I have no idea what method you are using to solve this quadratic equation. If the solutions are -2 and -4 , then this should be the original equation ...

$r^2 + 6r + 8 = 0$

factor the left side ...

$(r + 2)(r + 4) = 0$

setting each factor equal to 0 will yield the given solutions for $r$
• Mar 20th 2011, 08:12 AM
e^(i*pi)
You're completing the square rather than factoring. Factoring is finding out which values of $a$ and $b$ satisfy the equation $(r-a)(r-b) = r^2+6r+8$
Your syntax is confusing, I have assumed the constant term is positive (+8) because that factors.

What two numbers multiply to give +8 and sum to +6
• Mar 20th 2011, 08:35 AM
tonie
While thank you so much, you fully understand my issue even though my syntax was confusing.
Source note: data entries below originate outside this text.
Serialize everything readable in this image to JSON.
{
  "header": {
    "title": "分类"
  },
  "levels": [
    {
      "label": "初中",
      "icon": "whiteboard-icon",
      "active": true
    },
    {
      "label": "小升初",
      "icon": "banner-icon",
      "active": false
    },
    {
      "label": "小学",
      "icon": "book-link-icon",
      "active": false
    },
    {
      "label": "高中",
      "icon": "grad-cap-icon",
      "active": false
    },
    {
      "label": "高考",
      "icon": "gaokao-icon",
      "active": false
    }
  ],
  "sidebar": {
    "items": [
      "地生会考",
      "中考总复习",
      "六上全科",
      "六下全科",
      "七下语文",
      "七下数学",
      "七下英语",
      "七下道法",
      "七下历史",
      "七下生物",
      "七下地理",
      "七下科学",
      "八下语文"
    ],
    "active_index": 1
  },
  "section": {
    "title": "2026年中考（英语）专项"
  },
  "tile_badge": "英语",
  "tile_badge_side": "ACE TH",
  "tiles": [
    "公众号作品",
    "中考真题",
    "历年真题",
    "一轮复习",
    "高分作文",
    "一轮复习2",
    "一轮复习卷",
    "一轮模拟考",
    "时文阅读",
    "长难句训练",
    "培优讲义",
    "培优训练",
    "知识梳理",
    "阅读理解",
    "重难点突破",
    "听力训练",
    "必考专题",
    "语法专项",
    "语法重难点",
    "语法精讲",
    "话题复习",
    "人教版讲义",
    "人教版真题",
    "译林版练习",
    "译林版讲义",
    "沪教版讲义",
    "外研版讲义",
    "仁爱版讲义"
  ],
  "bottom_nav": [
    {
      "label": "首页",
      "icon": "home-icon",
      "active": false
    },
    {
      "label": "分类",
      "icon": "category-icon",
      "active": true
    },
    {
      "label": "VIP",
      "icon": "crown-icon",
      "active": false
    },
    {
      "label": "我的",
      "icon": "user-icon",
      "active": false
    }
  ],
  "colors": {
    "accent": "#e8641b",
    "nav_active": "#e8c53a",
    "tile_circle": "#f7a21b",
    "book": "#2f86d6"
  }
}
That is exactly what the book had for the problem and answer!
• Mar 20th 2011, 08:05 PM
Prove It
If you wish to factorise by completing the square, and assuming that your originally equation is $\displaystyle r^2 + 6r + 8 = 0$...

$\displaystyle r^2 + 6r + 8 = 0$

$\displaystyle r^2 + 6r + 3^2 - 3^2 + 8 = 0$

$\displaystyle (r + 3)^2 - 1 = 0$

$\displaystyle (r + 3)^2 - 1^2 = 0$

$\displaystyle (r + 3 - 1)(r + 3 + 1) = 0$

$\displaystyle (r + 2)(r + 4) = 0$.
• Mar 21st 2011, 05:28 AM
HallsofIvy
Or, after you have $(r+ 3)^2= 1$, as in your first post, just take the square root of both sides:
[math\]r+ 3= \pm 1[/tex] so that $r= 3\pm 1$.

Taking the "+" sign, $r= 3+ 1= 4$ and taking the "-" sign, $r= 3- 1= 2$.